About
RECOVER Injury Research Centre is hosting a complimentary breakfast workshop. This is an in-person-only event held at the Victoria Park Function Venue, Herston.
The workshop will benefit researchers and those looking to improve their grant success.
Three speakers will present practical tutorials, followed by a panel discussion and networking session. The three speaker topics are:
- How to plan for impact success
- How to gather evidence of research impact
- How to produce a statement to demonstrate your research impact
If you want to learn how to improve the impact statement section of grant applications, this is the workshop for you! A summary handout will be circulated to all attendees after the event.

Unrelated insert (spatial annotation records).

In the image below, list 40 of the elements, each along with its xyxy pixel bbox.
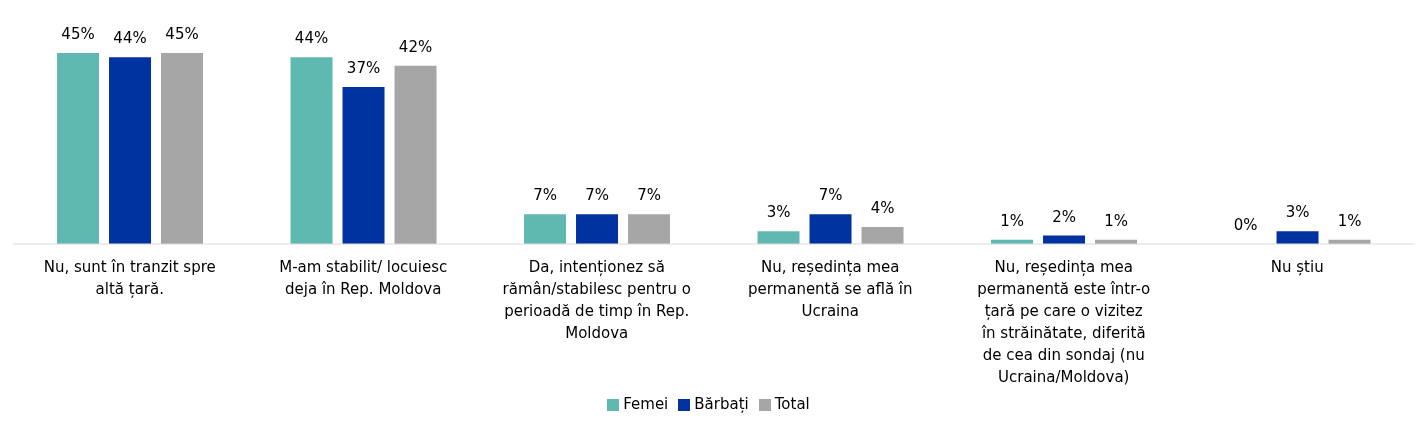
bar [161,53,204,244]
data-label: 37% [346,58,381,77]
data-label: 1% [1337,211,1362,230]
data-label: 7% [533,186,557,205]
x-tick-label: Nu știu [1270,258,1324,276]
legend-label: Total [774,395,810,413]
data-label: 7% [585,186,609,205]
legend-label: Femei [623,395,669,413]
bar [342,86,385,244]
legend-label: Bărbați [694,395,749,413]
data-label: 7% [818,186,843,205]
x-tick-label: Nu, reședința mea permanentă este într-o țară pe care o vizitez în străinătate, diferită de cea din sondaj (nu Ucraina/Moldova) [977,258,1151,386]
x-tick-label: Nu, sunt în tranzit spre altă țară. [43,258,216,298]
x-tick-label: Da, intenționez să rămân/stabilesc pentru o perioadă de timp în Rep. Moldova [502,258,691,342]
data-label: 1% [1000,211,1024,230]
data-label: 1% [1104,211,1128,230]
bar [628,214,671,244]
data-label: 42% [398,37,433,56]
data-label: 7% [637,186,661,205]
bar [861,227,904,244]
x-tick-label: Nu, reședința mea permanentă se află în Ucraina [747,258,913,320]
data-label: 44% [294,29,329,48]
bar [576,214,619,244]
data-label: 45% [165,25,199,43]
data-label: 0% [1233,215,1258,234]
data-label: 3% [1285,203,1310,222]
x-tick-label: M-am stabilit/ locuiesc deja în Rep. Moldova [279,258,448,298]
data-label: 45% [61,25,95,43]
bar [1276,231,1319,244]
data-label: 2% [1052,207,1076,226]
bar [524,214,567,244]
data-label: 4% [870,199,895,218]
bar [809,214,852,244]
data-label: 3% [766,203,791,222]
bar [394,65,437,244]
bar [57,53,100,244]
bar [290,57,333,244]
bar [757,231,800,244]
bar [109,57,152,244]
data-label: 44% [113,29,147,48]
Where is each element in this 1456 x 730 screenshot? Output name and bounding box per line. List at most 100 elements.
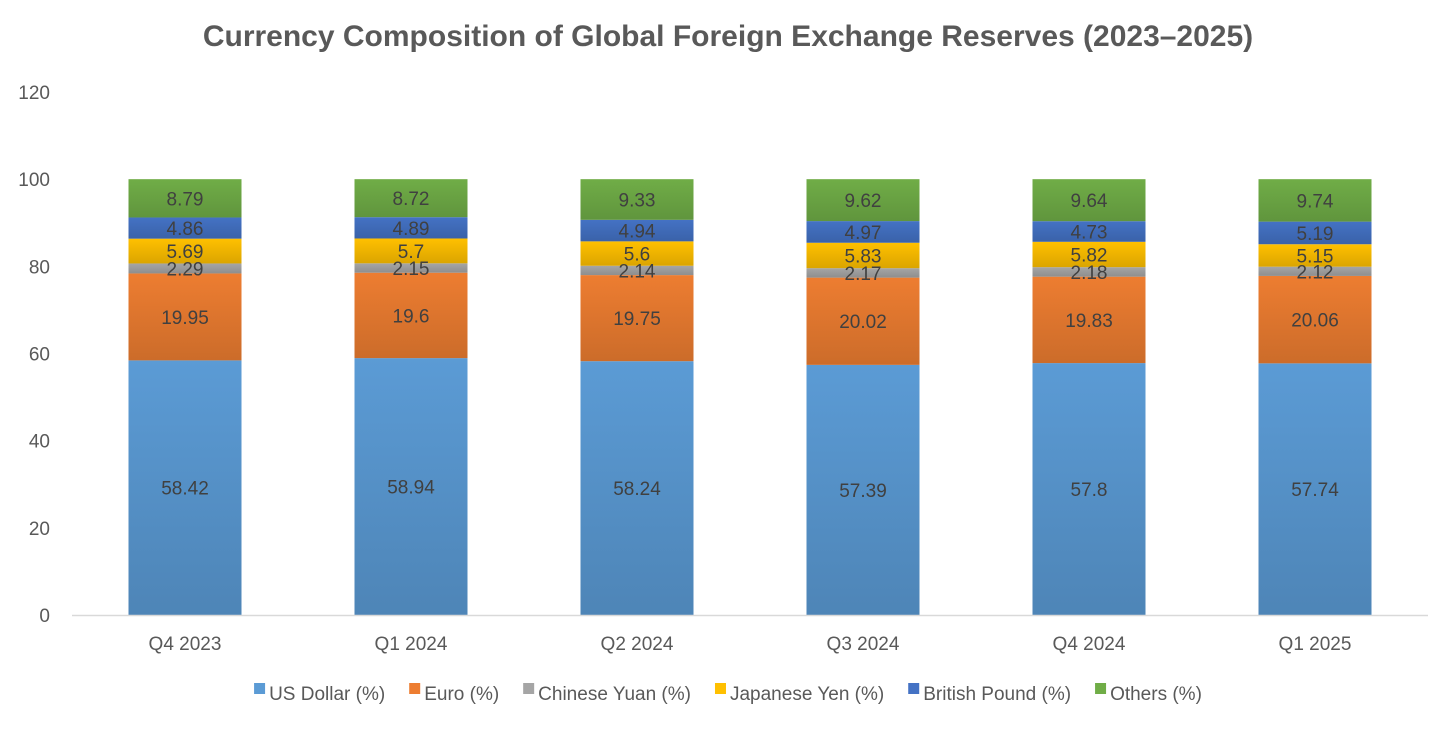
bar-chinese-yuan-q3-2024 xyxy=(806,268,920,278)
bar-british-pound-q4-2024 xyxy=(1032,221,1146,242)
bar-british-pound-q4-2023 xyxy=(128,217,242,239)
bar-us-dollar-q3-2024 xyxy=(806,364,920,615)
bar-chinese-yuan-q4-2024 xyxy=(1032,267,1146,277)
legend-label: British Pound (%) xyxy=(923,684,1071,705)
bar-chinese-yuan-q1-2025 xyxy=(1258,266,1372,276)
x-tick-label: Q1 2024 xyxy=(375,634,448,655)
legend-item-others: Others (%) xyxy=(1095,683,1202,705)
data-label-chinese-yuan: 2.17 xyxy=(845,264,882,285)
data-label-japanese-yen: 5.6 xyxy=(624,245,650,266)
bar-euro-q2-2024 xyxy=(580,275,694,362)
data-label-euro: 19.75 xyxy=(613,309,661,330)
data-label-us-dollar: 57.8 xyxy=(1071,480,1108,501)
data-label-others: 8.79 xyxy=(167,189,204,210)
data-label-euro: 19.6 xyxy=(393,306,430,327)
bar-japanese-yen-q1-2024 xyxy=(354,238,468,264)
bar-others-q4-2023 xyxy=(128,179,242,218)
bar-others-q4-2024 xyxy=(1032,179,1146,222)
bar-others-q2-2024 xyxy=(580,179,694,220)
legend-swatch xyxy=(714,683,726,694)
bar-euro-q1-2025 xyxy=(1258,275,1372,364)
y-axis: 0 20 40 60 80 100 120 xyxy=(18,83,50,627)
legend-item-british-pound: British Pound (%) xyxy=(908,683,1071,705)
data-label-british-pound: 4.94 xyxy=(619,222,656,243)
bar-japanese-yen-q3-2024 xyxy=(806,242,920,269)
y-tick-label: 60 xyxy=(29,345,50,366)
x-tick-label: Q4 2024 xyxy=(1053,634,1126,655)
data-label-others: 8.72 xyxy=(393,189,430,210)
data-label-japanese-yen: 5.83 xyxy=(845,246,882,267)
legend-item-chinese-yuan: Chinese Yuan (%) xyxy=(523,683,691,705)
data-labels: 58.4219.952.295.694.868.7958.9419.62.155… xyxy=(161,189,1339,502)
data-label-chinese-yuan: 2.14 xyxy=(619,261,656,282)
legend-label: Chinese Yuan (%) xyxy=(538,684,691,705)
data-label-japanese-yen: 5.15 xyxy=(1297,246,1334,267)
data-label-british-pound: 4.73 xyxy=(1071,222,1108,243)
data-label-british-pound: 5.19 xyxy=(1297,224,1334,245)
data-label-us-dollar: 57.74 xyxy=(1291,480,1339,501)
bar-british-pound-q3-2024 xyxy=(806,221,920,243)
bar-euro-q4-2024 xyxy=(1032,276,1146,364)
data-label-us-dollar: 58.24 xyxy=(613,479,661,500)
data-label-euro: 19.95 xyxy=(161,308,209,329)
legend-item-japanese-yen: Japanese Yen (%) xyxy=(714,683,884,705)
bar-us-dollar-q2-2024 xyxy=(580,361,694,615)
legend-item-euro: Euro (%) xyxy=(409,683,499,705)
bar-us-dollar-q1-2024 xyxy=(354,358,468,615)
bar-chinese-yuan-q2-2024 xyxy=(580,265,694,276)
x-axis: Q4 2023 Q1 2024 Q2 2024 Q3 2024 Q4 2024 Q1 20… xyxy=(72,614,1428,655)
bar-euro-q1-2024 xyxy=(354,272,468,359)
bars xyxy=(128,179,1372,615)
chart-title: Currency Composition of Global Foreign E… xyxy=(202,20,1254,53)
x-tick-label: Q3 2024 xyxy=(827,634,900,655)
y-tick-label: 100 xyxy=(18,170,50,191)
bar-us-dollar-q1-2025 xyxy=(1258,363,1372,615)
data-label-us-dollar: 57.39 xyxy=(839,481,887,502)
bar-japanese-yen-q2-2024 xyxy=(580,241,694,266)
data-label-others: 9.33 xyxy=(619,190,656,211)
y-tick-label: 0 xyxy=(39,606,50,627)
bar-us-dollar-q4-2023 xyxy=(128,360,242,615)
legend-swatch xyxy=(523,683,535,694)
x-tick-label: Q4 2023 xyxy=(149,634,222,655)
legend-swatch xyxy=(254,683,266,694)
data-label-japanese-yen: 5.7 xyxy=(398,242,424,263)
legend-item-us-dollar: US Dollar (%) xyxy=(254,683,385,705)
bar-british-pound-q1-2024 xyxy=(354,217,468,239)
data-label-others: 9.74 xyxy=(1297,191,1334,212)
x-tick-label: Q1 2025 xyxy=(1279,634,1352,655)
bar-japanese-yen-q4-2024 xyxy=(1032,241,1146,268)
data-label-euro: 20.02 xyxy=(839,312,887,333)
bar-chinese-yuan-q4-2023 xyxy=(128,263,242,274)
data-label-chinese-yuan: 2.18 xyxy=(1071,263,1108,284)
bar-us-dollar-q4-2024 xyxy=(1032,363,1146,615)
legend-swatch xyxy=(409,683,421,694)
data-label-japanese-yen: 5.82 xyxy=(1071,245,1108,266)
data-label-us-dollar: 58.42 xyxy=(161,479,209,500)
legend-label: US Dollar (%) xyxy=(269,684,385,705)
data-label-us-dollar: 58.94 xyxy=(387,478,435,499)
data-label-chinese-yuan: 2.29 xyxy=(167,259,204,280)
legend-label: Euro (%) xyxy=(424,684,499,705)
y-tick-label: 80 xyxy=(29,257,50,278)
data-label-japanese-yen: 5.69 xyxy=(167,242,204,263)
bar-others-q1-2025 xyxy=(1258,179,1372,222)
bar-euro-q3-2024 xyxy=(806,277,920,365)
bar-japanese-yen-q4-2023 xyxy=(128,238,242,264)
legend-swatch xyxy=(1095,683,1107,694)
bar-others-q3-2024 xyxy=(806,179,920,222)
legend-swatch xyxy=(908,683,920,694)
data-label-chinese-yuan: 2.15 xyxy=(393,259,430,280)
y-tick-label: 40 xyxy=(29,432,50,453)
bar-japanese-yen-q1-2025 xyxy=(1258,244,1372,267)
x-tick-label: Q2 2024 xyxy=(601,634,674,655)
legend-label: Japanese Yen (%) xyxy=(730,684,884,705)
legend-label: Others (%) xyxy=(1110,684,1202,705)
bar-british-pound-q2-2024 xyxy=(580,219,694,242)
bar-others-q1-2024 xyxy=(354,179,468,218)
data-label-others: 9.62 xyxy=(845,191,882,212)
bar-chinese-yuan-q1-2024 xyxy=(354,263,468,273)
data-label-euro: 19.83 xyxy=(1065,311,1113,332)
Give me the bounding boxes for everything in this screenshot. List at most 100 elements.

Please join us for this FREE event, where you can hear from our invited speakers and network with other researchers.
Registration is essential REGISTER HERE
Program Overview
7:00 am – 7:20 am Registration, tea & coffee
7:25 am - 7:20 am Welcome Professor Trevor Russell (+ breakfast served)
7:30 am - 8:30 am Speakers and panel discussion
8:30 am – 8: 40 am Wrap up and questions
8:40 am – 9:00 am Networking
Speakers
Dr Emmah Doig
Emmah is an experienced occupational therapist and researcher in the field of brain injury rehabilitation. Emmah has also worked as a knowledge broker within a university setting, helping researchers and higher-degree research students develop their capacity in knowledge translation and planning for impact. Emmah has co-developed the resource 'Knowledge Translation (KT) and Impact Planning Instructional Guide: Choose Your Own Adventure', developed to help researchers plan strategies for knowledge synthesis, dissemination of research findings, engagement with end-users in research, implementation planning and impact planning. Emmah is also the co-chair of the Knowledge Translation and Impact Research Engagement Theme in the School of Health and Rehabilitation Sciences at the University of Queensland.
Ms Joy Schonrock
Joy has been involved in the Research Outputs and Impact team for seven years providing detailed metrics reports for individuals, groups of researchers, and the University as well as providing face-to-face and online training in using metrics tools. Prior to joining the metrics team, Joy worked as a librarian liaising with students and staff of the Science faculty at the University of Queensland.
Dr Sarah Wallace
Dr Sarah Wallace is a National Health and Medical Research Council (NHMRC) Emerging Leadership Fellow and a Certified Practising Speech Pathologist. Her research interests include communication disability in ageing and enabling and measuring meaningful change in post-stroke aphasia (language/communication impairment). She uses qualitative and mixed methods to explore the lived experience of communication disability, and works in partnership with consumers and clinicians to co-produce clinical interventions and methodological approaches that support the production of meaningful outcomes. Sarah’s innovative program of research has attracted $5.8 million in competitive funding and she holds current NHMRC, MRFF, UK National Institute for Health Research, and Dementia Centre for Research Collaboration grants.